Dette spese, in alternativa all’imposizione totale a carico del convenuto in applicazione del principio di causalità, possono essere solo compensate totalmente o parzialmente, dovendo esser poste, in questo secondo caso, a carico del convenuto per la parte non compensata.

Tale principio si desume, proprio “a contrario”, dal disposto dell’art. 91 c.p.c., comma 1, secondo periodo, poichè, se per giustificare la condanna dell’attore parzialmente vittorioso risulta necessario che questi abbia immotivatamente rifiutato l’offerta conciliativa, ciò significa che, in tutti gli altri casi, non è possibile condannarlo alla rifusione delle spese ove abbia visto accolta la domanda, sia pure solo in parte.

L’art. 91 c.p.c., comma 1, contempla, difatti, un disincentivo alla resistenza alle liti che risultino infondate sia pure solo parzialmente, oltre che un incentivo a offerte conciliative che possano impedire la causa, esponendo la controparte, sebbene parzialmente vittoriosa, al rischio dei costi del processo (Cass. 21069/2016; Cass. 1572/2018; Cass. 26918/2018).

3. L’unico motivo del ricorso incidentale denuncia la violazione

dell’art. 132 c.p.c., comma 2, n. 4, ai sensi dell’art. 360 c.p.c., comma 1, n. 4, lamentando che il tribunale abbia quantificato le spese processuali in applicazione dei parametri minimi, senza minimamente dar conto delle ragioni della decisione.
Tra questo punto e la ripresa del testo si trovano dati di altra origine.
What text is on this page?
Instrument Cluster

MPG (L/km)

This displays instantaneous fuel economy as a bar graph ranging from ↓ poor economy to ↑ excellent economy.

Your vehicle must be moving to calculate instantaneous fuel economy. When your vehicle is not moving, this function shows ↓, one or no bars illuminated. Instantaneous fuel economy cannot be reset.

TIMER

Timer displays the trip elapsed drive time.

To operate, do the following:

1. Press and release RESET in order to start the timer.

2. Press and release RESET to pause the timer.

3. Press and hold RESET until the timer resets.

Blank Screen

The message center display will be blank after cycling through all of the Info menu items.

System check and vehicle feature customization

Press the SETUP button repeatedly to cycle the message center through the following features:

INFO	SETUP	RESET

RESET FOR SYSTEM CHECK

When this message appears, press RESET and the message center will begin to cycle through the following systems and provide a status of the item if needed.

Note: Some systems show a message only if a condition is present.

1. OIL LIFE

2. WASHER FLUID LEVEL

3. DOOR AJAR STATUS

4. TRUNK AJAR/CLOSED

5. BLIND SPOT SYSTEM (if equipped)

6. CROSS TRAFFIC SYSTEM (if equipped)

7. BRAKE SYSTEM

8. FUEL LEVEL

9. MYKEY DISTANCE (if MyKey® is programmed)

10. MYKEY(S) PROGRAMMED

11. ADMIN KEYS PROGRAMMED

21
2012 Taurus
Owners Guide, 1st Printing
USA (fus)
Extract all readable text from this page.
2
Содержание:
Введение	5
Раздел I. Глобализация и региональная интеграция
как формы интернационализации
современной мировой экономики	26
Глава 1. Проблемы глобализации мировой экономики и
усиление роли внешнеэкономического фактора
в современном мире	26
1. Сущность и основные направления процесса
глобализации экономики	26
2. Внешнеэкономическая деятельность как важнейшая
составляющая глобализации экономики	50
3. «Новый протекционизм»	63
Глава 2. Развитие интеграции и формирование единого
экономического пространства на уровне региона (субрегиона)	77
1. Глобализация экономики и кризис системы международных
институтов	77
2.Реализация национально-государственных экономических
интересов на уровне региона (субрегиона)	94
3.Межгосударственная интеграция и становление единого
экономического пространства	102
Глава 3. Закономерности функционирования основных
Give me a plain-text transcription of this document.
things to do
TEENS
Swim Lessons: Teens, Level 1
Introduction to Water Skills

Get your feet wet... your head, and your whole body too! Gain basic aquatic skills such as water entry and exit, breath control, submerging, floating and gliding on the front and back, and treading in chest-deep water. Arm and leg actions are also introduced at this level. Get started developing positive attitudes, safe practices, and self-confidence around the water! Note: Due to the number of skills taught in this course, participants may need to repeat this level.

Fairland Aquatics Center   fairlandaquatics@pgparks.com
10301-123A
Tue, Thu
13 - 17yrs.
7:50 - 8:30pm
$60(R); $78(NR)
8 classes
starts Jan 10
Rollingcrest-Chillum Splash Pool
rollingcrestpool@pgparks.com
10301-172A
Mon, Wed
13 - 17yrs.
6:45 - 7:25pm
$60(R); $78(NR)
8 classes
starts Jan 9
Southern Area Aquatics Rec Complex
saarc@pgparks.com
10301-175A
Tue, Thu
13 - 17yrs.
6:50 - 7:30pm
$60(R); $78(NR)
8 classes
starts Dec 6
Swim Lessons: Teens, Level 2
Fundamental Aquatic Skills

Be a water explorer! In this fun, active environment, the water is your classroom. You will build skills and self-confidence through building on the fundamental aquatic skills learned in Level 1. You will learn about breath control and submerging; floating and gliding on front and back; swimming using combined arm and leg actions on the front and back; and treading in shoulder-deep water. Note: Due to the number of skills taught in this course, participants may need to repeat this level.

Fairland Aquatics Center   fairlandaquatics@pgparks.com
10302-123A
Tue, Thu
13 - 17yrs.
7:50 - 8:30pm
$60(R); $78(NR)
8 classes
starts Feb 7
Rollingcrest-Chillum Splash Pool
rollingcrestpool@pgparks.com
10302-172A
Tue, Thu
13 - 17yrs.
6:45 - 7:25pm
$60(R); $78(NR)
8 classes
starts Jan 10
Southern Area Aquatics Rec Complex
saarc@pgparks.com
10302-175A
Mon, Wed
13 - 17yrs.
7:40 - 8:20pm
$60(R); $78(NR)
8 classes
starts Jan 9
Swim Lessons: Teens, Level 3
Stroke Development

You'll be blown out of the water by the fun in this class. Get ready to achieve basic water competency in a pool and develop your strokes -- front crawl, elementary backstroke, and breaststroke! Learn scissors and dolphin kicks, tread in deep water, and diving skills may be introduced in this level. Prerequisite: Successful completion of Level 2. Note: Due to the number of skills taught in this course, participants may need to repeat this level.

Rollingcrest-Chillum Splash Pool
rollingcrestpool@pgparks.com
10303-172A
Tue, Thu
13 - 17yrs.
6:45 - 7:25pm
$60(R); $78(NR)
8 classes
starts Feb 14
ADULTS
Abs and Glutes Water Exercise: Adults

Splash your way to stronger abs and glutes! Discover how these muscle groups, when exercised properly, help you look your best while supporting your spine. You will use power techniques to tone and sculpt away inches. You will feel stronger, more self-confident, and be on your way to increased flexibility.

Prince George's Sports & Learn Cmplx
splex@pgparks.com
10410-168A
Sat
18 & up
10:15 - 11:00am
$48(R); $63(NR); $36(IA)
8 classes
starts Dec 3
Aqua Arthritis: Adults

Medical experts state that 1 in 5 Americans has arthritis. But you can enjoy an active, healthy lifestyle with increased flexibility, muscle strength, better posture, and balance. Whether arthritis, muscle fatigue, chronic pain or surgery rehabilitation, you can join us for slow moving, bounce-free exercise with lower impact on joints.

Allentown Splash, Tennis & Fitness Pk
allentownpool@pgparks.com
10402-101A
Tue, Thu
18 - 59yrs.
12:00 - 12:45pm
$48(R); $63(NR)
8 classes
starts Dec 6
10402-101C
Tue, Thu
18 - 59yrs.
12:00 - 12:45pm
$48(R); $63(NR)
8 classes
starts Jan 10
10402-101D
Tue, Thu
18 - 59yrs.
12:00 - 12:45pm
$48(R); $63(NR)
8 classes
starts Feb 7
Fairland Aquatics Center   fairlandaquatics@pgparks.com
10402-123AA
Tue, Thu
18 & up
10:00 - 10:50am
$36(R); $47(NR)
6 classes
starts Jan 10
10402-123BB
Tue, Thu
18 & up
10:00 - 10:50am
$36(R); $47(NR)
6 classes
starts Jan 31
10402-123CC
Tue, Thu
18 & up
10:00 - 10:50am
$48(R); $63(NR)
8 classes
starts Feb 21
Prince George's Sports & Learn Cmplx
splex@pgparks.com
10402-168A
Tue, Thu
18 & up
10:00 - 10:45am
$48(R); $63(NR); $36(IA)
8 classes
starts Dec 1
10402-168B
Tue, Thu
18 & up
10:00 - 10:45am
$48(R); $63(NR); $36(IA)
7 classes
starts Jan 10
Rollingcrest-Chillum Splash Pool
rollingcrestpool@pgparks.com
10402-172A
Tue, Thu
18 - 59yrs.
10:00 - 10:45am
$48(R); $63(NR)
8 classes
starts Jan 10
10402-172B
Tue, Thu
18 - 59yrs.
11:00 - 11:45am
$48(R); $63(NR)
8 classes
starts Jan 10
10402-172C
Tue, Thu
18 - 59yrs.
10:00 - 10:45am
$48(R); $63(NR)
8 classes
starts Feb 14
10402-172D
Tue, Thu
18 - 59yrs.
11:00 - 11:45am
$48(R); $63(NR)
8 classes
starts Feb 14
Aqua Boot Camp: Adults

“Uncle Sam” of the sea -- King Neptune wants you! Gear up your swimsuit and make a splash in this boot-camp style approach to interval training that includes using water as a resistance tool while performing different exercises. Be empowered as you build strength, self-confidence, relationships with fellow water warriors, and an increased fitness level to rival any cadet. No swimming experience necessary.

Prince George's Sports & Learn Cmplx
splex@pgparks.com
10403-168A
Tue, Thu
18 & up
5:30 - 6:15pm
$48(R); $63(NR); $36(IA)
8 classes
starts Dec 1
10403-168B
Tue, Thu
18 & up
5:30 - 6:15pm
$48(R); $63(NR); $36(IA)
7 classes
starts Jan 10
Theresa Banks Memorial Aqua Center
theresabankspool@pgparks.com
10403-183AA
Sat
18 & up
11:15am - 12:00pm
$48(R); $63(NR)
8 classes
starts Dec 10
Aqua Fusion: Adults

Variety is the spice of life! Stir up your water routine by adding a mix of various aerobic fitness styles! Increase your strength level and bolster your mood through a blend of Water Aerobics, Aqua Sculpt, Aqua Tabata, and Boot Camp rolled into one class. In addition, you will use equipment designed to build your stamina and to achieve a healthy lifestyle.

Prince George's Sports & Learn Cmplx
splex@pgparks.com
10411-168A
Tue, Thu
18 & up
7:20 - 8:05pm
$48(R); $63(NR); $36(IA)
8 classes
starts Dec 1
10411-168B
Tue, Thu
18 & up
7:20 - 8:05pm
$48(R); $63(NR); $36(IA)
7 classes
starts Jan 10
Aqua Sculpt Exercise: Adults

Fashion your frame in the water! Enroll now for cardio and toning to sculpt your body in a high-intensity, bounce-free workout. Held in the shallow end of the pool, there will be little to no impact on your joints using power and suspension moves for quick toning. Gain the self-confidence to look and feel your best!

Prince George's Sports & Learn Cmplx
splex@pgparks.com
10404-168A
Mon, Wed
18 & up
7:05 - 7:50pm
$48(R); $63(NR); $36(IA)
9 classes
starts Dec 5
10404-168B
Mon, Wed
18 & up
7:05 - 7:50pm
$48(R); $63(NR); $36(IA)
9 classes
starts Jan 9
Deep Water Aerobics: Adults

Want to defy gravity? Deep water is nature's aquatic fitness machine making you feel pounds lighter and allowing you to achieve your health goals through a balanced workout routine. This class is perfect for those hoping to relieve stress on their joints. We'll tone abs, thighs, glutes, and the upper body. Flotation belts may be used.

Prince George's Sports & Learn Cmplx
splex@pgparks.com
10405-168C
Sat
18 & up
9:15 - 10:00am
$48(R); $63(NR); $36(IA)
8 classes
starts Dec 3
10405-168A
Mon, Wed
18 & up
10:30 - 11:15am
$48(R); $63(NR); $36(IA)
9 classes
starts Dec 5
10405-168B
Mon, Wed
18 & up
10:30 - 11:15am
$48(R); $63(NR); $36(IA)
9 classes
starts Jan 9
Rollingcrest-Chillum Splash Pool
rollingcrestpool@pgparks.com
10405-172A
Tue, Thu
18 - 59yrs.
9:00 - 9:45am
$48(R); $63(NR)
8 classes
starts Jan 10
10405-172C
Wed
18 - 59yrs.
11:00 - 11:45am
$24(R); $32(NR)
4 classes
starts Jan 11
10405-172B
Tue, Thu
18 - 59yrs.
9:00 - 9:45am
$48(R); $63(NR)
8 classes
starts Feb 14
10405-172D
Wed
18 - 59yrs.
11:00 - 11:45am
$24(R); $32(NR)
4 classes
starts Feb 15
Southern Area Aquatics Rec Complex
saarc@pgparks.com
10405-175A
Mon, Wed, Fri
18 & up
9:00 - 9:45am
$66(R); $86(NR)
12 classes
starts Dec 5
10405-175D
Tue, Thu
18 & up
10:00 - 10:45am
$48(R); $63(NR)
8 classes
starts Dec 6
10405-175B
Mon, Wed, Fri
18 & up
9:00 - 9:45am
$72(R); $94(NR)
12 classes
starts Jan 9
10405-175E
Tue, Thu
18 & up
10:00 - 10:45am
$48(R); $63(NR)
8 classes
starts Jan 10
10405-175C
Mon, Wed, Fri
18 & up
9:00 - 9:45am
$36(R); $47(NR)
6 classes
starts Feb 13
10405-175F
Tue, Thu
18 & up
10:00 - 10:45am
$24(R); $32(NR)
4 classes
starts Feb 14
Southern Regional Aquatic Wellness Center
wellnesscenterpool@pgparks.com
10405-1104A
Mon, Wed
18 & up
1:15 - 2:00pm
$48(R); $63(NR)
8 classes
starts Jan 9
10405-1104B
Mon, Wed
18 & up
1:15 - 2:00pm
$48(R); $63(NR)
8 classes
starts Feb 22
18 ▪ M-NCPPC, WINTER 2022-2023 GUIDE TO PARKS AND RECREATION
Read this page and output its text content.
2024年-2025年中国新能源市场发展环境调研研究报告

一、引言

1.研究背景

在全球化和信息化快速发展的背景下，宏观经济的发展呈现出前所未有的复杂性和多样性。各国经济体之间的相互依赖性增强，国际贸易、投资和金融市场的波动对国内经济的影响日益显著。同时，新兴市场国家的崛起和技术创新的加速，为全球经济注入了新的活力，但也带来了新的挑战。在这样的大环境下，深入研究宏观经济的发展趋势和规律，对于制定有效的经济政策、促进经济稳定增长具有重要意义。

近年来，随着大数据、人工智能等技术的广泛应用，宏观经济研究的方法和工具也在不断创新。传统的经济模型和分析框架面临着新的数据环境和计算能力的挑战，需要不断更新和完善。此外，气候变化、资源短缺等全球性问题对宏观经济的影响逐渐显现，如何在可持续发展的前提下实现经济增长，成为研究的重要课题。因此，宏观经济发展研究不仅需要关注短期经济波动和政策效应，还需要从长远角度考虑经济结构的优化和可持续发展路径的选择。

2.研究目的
Il motivo è inammissibile ai sensi dell’art. 360 bis c.p.c., n. 1.

L’attività professionale difensore si è svolta integralmente nel regime di cui al D.M. n. 127 del 2004.

Il giudice distrettuale ha riconosciuto gli onorari minimi di tariffa, chiarendo che l’attività del difensore si era esaurita nella sola redazione del ricorso e nella discussione dell’istanza di sospensiva e in pubblica udienza (cfr. sentenza, pag. 6), dando conto, in tal modo, delle soluzioni accolte. La Corte ha poi indicato in motivazione le singole attività prese in considerazione ai fini della liquidazione e gli importi riconosciuti per ciascuna prestazione.

E’ dunque irrilevante che, come sostenuto nella memoria depositata dall’Avv. Messina, il giudice di merito non abbia liquidato un importo compreso tra il minimo ed il massimo di tariffa, ma “direttamente i minimi”.

In tema di compensi per lo svolgimento di attività professionale, nella vigenza del sistema tariffario, la determinazione degli onorari di avvocato costituisce esercizio di un potere discrezionale del giudice, che, se contenuto tra il minimo ed il massimo della tariffa, non richiede una motivazione specifica e non può formare oggetto di sindacato in sede di legittimità, se non quando l’interessato specifichi le singole voci della tariffa che si assumono violate (Cass. 11583/2004; Cass. 22347/2007; Cass. 20289/2015)

In particolare, non è configurabile un obbligo di motivazione della “diminuzione o riduzione di voci” tariffarie tutte le volte e per il solo fatto che il giudice abbia ritenuto di liquidare diritti e/o onorari di avvocato in somme inferiori a quelle domandate nella notula, fermo il dovere di non determinarli in misura inferiore ai limiti minimi (o superiore a quelli massimi), in relazione al valore della controversia (Cass. 22347/2007; Cass. 21010/2010).

In conclusione, sono inammissibili sia il ricorso principale che quello incidentale, con compensazione integrale delle spese del presente giudizio di legittimità, stante la soccombenza reciproca delle parti. Si dà atto, ai sensi del D.P.R. n. 115 del 2002, art. 13, comma 1-quater, della sussistenza dei presupposti processuali per il versamento, ad opera di entrambe le parti, di un ulteriore importo a titolo di contributo unificato, pari a quello previsto per il ricorso a norma del stesso art. 13, comma 1-bis, se dovuto.

P.Q.M.

dichiara inammissibile sia il ricorso principale che quello incidentale, con compensazione integrale delle spese del presente giudizio di legittimità.

Ai sensi del D.P.R. n. 115 del 2002, art. 13, comma 1-quater, dà atto della sussistenza dei presupposti processuali per il versamento, ad opera di entrambe le parti, di un ulteriore importo a titolo di contributo unificato, pari a quello previsto per il ricorso a norma dello stesso art. 13, comma 1-bis, se dovuto.